Nowhere among the civilized cities of the period was there evidence of Greek erudition than at the library in Alexandria which had the acquisition of a copy of every published Greek work and which included a bibliographical catalogue of the library in 120 rolls – at the time deemed a remarkable feat of textual expertise! Such was the library’s sophistication that its exacting chief librarian, Aristarchus of Samothrace, marked duplicates of the Homeric epics with asterikos (a star sign * which has survived as a marker in printing to this day).
It abetted aplenty that the Romans kept their administration’s intervention to a minimal – mostly restricting it to applying their technical expertise towards the construction of aqueducts, sewers and road paving – thus allowing for Greek expression to thrive unhindered in Athens and other Greek cities.
Following is an excerpt from the prologue by one of the featured protagonists, viz the Hellenized Syrian satirist Lucian of Samosata, gleaned from A Feast of Lapithae, describing what occurred at a reek wedding banquet in the middle of the second century AD: Alkidamas (a gate-crasher identifying as a Cynic) is offered the lowest seat of all but he refuses to sit down and wanders about, helping himself to the delicacies being served while criticizing the gold and silver plates they are offered on.
The only way the other guests can shut him up is to give him a large glass of wine. He makes as if to sit down but then gets up again and taunts the bride that she is incapable of bearing a son with as fine a body as his.
Now, as the wine goes round, things really start to get out of hand. Next a slave comes in bearing a letter for the host Aristainetos from another Stoic who hasn’t been invited and is furious that Zenothemis has been. The slave reads out the long, pompous letter which includes an insinuation that Zeno is having a relationship with his teacher, Diphilos. The guests, by now half-drunk, greet its contents with derision.
Now the main course arrives and everyone sits down to eat. The Stoic Zenothemis has been positioned next to the Epicurean Hermon and they have to share a plate of meat. Already at odds over the table placing, they disagree over which one of two roast birds is fatter than the other, and soon they are pulling each other’s beards and fighting.
Such satire, albeit sidesplitting, demonstrates the diversity of the main schools of philosophy (Stoics, Peripatetics, Platonists, Aristotelians, Epicureans and Cynics), and how lively philosophical engagement thrived during that era.
The tome features tableaus of ruins such as the Athens-located Odeion built in the middle of the second century AD and still in use to this day, as well as the statue of the orator Aelius Aristides (which can be seen inside the Vatican Museums) and a thirteenth century edition of Ptolemy’s Geographike. It narrates the story of intellectual inquiry across a period of more than five hundred years – one which would shape the Middle Ages and beyond!
The tome’s author, Charles P. Freeman, is an English historian specialising in the history of ancient Greece and Rome.
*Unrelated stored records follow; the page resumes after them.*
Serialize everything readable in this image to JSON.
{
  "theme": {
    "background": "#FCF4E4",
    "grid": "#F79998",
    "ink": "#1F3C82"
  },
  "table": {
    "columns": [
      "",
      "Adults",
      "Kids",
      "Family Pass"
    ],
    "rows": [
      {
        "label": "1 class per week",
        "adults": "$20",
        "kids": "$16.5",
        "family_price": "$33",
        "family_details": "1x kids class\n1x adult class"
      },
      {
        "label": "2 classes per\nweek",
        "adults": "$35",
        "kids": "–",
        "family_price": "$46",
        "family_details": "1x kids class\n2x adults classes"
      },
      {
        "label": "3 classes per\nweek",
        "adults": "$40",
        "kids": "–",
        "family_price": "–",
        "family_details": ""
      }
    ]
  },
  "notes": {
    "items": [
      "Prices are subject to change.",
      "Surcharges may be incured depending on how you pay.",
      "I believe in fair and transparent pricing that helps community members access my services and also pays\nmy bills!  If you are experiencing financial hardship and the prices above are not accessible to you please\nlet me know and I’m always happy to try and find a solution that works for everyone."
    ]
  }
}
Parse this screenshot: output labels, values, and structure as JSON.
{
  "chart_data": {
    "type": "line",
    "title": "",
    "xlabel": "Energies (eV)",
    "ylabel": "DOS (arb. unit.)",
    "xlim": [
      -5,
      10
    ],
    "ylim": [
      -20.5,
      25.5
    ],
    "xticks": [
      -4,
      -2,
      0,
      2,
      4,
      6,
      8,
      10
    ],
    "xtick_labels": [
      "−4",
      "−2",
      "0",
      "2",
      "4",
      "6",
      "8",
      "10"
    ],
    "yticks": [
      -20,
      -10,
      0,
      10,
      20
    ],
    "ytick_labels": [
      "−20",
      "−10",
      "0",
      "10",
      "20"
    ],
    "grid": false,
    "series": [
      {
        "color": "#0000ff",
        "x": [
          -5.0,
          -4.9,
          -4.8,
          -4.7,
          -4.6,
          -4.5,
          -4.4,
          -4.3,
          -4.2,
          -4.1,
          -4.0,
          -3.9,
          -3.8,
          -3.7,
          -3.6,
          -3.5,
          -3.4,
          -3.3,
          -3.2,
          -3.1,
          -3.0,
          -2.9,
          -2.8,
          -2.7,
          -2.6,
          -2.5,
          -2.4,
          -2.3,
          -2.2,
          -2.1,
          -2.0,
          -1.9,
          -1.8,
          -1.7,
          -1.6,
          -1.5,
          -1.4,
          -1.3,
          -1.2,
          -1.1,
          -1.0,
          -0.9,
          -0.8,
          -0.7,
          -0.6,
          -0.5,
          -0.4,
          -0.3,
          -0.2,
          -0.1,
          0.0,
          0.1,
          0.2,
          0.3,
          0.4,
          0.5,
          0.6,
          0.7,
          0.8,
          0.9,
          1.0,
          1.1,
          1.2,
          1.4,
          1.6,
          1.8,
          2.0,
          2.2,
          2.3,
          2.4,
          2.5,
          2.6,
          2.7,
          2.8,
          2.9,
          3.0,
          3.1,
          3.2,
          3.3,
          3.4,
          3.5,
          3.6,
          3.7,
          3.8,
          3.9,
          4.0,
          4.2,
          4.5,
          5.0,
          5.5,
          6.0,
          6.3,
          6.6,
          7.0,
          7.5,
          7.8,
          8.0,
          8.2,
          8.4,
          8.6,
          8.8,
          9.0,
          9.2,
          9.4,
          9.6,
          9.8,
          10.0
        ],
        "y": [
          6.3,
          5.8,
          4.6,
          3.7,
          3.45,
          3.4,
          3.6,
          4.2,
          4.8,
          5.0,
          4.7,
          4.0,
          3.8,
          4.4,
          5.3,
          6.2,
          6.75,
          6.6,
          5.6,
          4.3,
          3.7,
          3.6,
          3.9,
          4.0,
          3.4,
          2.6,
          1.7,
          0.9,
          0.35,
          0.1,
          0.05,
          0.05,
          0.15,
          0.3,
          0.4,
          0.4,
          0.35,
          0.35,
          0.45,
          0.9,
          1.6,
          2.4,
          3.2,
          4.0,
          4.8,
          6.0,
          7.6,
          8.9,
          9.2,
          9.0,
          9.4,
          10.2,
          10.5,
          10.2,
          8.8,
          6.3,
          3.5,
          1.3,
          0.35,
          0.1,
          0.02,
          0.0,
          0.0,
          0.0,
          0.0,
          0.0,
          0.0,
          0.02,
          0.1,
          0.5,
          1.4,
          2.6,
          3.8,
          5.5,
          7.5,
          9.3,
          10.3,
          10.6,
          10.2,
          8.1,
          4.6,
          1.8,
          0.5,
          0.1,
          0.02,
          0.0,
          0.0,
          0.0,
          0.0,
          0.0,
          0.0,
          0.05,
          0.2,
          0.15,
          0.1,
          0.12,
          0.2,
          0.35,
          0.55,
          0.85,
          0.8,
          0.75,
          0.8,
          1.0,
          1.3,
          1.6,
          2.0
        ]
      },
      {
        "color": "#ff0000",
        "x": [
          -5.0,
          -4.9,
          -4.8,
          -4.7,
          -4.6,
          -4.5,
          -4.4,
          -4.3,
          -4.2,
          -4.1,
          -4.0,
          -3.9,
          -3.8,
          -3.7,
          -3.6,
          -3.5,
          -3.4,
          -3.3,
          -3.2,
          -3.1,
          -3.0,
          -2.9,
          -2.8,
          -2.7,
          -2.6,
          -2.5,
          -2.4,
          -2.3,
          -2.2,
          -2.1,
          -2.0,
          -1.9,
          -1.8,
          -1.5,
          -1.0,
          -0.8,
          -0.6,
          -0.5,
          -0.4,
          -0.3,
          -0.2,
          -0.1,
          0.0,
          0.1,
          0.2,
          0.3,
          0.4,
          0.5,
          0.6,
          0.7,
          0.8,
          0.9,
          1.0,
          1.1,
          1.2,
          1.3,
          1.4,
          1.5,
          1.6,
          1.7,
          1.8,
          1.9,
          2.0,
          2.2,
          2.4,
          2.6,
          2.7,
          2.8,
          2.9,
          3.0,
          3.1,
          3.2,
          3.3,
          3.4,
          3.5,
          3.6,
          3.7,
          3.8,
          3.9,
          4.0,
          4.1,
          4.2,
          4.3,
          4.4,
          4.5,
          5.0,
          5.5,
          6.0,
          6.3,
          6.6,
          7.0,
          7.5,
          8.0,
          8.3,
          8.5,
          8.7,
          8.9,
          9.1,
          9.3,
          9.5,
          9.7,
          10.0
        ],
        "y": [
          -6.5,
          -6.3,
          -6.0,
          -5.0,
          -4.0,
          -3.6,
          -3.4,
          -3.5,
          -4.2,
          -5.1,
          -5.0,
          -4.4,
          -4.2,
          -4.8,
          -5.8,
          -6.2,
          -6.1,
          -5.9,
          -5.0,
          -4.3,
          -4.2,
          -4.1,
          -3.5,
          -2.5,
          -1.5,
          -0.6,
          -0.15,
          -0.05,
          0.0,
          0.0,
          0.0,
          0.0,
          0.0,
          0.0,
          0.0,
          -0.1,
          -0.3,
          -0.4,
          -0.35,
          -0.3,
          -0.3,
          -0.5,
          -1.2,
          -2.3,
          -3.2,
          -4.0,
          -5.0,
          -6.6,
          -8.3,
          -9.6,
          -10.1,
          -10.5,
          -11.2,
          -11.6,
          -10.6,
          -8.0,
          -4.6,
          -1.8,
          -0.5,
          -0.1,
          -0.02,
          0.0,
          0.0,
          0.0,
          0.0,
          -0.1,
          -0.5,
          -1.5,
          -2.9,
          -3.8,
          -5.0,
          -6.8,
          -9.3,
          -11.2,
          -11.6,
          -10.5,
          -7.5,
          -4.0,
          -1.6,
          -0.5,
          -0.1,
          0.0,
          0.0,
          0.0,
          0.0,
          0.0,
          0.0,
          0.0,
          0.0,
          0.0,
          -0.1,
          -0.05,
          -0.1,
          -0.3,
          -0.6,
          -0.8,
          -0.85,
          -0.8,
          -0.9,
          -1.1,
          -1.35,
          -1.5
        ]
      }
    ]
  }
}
An acclaimed classicist, he is the author of numerous books on the ancient world including The Closing of the Western Mind: The Rise of Faith and the Fall of Reason.
A trade paperback, The Children of Athena: Greek Writers and Thinkers in the Age of Rome, is published by Bloomsbury and distributed in South Africa by Jonathan Ball Publishers.
Available at leading bookstores countrywide, it retails for R335.